In this talk I will describe some of the opportunities and challenges in extreme data science and its relationship to high performance modeling and simulation. One of those challenges (my own favorite) is the development of high performance, high productivity programming models. In both simulation and analytics, programming models are the “sandwich topic,” squeezed between application needs and hardware disruptions, yet often treated with some suspicion, if not outright disdain. But programming model research is, or at least should be, an exemplar of interdisciplinary science, requiring a deep understanding of applications, algorithms, and computer architecture in order to map the former to the latter. I will use this thread to talk about my own research interests, how I selected various research topics over the years, and the importance of teams and even complete communities of researchers when addressing one of these problems.

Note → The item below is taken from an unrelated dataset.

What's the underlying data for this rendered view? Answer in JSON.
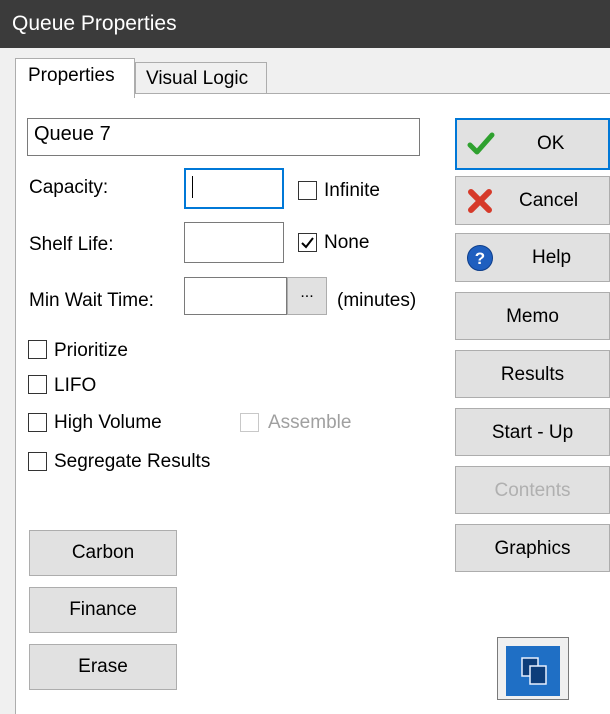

Professor Yelick is the co-author of two books and more than 100 refereed technical papers on parallel languages, compilers, algorithms, libraries, architecture, and storage. She co-invented the UPC and Titanium languages and demonstrated their applicability across computer architectures through the use of novel runtime and compilation methods. She also co-developed techniques for self-tuning numerical libraries, including the first self-tuned library for sparse matrix kernels which automatically adapt the code to properties of the matrix structure and machine. Her work includes performance analysis and modeling as well as optimization techniques for memory hierarchies, multicore processors, communication libraries, and processor accelerators. She has worked with interdisciplinary teams on application scaling, and her own applications work includes parallelization of a model for blood flow in the heart. She earned her Ph.D. in Electrical Engineering and Computer Science from MIT and has been a professor of Electrical Engineering and Computer Sciences at UC Berkeley since 1991, with a joint research appointment at Berkeley Lab since 1996. She has received multiple research and teaching awards, is an ACM Fellow and and is a member of the California Council on Science and Technology, a member of the Computer Science and Telecommunications Board and a member of the National Academies committee on Sustaining Growth in Computing Performance.